French physicist and physiologist (1797–1869)

Jean Léonard (Note: Some sources (including editions of Encyclopædia Britannica) give Poiseuille's full name as Jean Louis Marie Poiseuille. This appears to be a mistake, propagated from Larousse (1874).) Marie Poiseuille (Note: Pronunciation: /pwæˈzɔɪ/ pwaz-OY, /pwɑːˈzɔɪ, pwɑːˈzwiː/ pwah-ZOY-,_-pwah-ZWEE, /fr/.) (22 April 1797 – 26 December 1869) was a French physicist and physiologist.

==Life==
Poiseuille was born in and died in Paris. From 1815 to 1816, he studied at the École Polytechnique in Paris, where he was trained in physics and mathematics. In 1828, he earned his D.Sc. degree with a dissertation entitled Recherches sur la force du coeur aortique (The force of the aortic heart). He was interested in the flow of human blood in narrow tubes, and invented the U-tube mercury manometer (or hemodynamometer) to measure arterial blood pressures in horses and dogs.

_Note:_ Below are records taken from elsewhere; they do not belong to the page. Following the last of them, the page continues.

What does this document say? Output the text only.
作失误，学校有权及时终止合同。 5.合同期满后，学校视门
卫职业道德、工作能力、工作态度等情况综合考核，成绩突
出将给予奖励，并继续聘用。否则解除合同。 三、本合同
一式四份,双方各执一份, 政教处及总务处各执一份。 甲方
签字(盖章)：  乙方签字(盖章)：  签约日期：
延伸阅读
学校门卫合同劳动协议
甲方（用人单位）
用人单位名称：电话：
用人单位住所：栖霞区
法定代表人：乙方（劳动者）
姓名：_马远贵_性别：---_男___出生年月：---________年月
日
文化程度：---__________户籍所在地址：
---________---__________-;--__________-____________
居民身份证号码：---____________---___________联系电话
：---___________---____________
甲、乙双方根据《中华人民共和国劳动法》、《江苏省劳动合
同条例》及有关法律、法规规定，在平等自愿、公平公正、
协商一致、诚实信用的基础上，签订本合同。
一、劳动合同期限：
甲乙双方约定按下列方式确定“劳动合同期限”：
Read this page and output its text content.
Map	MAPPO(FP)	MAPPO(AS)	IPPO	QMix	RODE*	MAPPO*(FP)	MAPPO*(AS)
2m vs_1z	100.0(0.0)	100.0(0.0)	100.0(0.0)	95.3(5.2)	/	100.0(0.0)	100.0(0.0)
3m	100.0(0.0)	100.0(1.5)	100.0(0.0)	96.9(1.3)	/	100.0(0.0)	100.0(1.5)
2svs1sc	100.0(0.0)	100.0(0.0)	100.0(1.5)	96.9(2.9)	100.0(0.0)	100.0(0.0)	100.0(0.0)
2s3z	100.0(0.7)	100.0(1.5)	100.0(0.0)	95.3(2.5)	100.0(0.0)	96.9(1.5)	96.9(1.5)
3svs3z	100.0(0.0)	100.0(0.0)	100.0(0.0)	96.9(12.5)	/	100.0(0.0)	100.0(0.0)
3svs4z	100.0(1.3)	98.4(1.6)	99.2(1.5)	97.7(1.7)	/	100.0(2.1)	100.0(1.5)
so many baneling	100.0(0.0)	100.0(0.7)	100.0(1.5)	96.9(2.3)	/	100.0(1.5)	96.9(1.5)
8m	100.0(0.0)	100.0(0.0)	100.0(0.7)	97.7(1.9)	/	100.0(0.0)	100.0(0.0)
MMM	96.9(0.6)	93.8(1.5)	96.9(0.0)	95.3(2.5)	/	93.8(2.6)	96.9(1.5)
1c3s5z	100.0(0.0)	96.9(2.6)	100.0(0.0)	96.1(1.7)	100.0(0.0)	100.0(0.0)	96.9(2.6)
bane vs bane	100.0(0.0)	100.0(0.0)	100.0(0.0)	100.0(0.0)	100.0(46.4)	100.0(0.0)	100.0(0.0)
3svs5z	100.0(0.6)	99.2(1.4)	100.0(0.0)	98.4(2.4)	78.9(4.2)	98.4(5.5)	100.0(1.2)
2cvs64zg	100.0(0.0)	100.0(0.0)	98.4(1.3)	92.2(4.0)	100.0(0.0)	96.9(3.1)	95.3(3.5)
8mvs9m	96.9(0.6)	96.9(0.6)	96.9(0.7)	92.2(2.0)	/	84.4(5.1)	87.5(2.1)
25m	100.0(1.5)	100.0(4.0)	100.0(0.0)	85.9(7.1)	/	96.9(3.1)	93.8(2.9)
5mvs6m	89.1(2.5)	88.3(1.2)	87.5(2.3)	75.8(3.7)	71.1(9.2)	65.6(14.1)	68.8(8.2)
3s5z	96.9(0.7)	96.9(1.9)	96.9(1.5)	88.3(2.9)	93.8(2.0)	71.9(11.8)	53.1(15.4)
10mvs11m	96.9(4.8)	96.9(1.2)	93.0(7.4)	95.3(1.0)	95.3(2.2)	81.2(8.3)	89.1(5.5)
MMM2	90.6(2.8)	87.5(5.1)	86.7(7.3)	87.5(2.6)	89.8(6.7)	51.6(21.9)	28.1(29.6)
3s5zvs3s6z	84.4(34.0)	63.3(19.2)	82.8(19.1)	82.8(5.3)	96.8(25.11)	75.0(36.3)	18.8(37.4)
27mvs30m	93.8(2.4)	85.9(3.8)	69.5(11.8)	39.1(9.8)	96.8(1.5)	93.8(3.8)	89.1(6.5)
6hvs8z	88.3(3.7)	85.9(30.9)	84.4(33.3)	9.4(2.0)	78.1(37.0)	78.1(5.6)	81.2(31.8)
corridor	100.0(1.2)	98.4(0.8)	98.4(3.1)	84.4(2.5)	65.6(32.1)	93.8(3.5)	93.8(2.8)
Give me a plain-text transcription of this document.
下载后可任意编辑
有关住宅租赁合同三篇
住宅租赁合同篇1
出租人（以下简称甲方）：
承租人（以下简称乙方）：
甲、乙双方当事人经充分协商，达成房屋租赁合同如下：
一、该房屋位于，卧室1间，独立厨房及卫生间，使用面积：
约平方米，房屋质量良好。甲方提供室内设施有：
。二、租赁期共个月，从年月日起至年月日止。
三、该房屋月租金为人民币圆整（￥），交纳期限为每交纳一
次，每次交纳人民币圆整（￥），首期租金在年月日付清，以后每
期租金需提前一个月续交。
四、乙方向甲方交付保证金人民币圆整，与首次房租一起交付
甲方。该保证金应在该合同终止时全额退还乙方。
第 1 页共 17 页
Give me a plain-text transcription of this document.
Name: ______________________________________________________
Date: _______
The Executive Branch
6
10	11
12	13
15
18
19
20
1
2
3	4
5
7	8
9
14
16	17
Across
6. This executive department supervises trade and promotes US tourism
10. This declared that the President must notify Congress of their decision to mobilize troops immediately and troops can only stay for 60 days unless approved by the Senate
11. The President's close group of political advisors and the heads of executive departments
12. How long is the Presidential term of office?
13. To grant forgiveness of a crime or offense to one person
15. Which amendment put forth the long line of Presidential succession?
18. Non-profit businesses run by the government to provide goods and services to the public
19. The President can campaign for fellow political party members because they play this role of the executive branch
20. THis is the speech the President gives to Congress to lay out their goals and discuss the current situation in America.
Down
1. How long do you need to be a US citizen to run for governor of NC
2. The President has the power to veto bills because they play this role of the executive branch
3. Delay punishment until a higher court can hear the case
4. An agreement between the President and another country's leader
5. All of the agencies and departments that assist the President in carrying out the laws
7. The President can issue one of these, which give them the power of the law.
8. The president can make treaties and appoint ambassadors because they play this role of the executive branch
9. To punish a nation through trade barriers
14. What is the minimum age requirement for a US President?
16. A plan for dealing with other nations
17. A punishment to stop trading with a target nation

In 1838, he experimentally derived, and in 1840 and 1846 formulated and published, Poiseuille's law (now commonly known as the Hagen–Poiseuille equation, crediting Gotthilf Hagen as well), which applies to laminar flow, that is, non-turbulent flow of liquids through pipes of uniform section, such as blood flow in capillaries and veins. The poise, the unit of viscosity in the CGS system, was named after him; a proposed SI unit for viscosity, the poiseuille, was also named in his honour.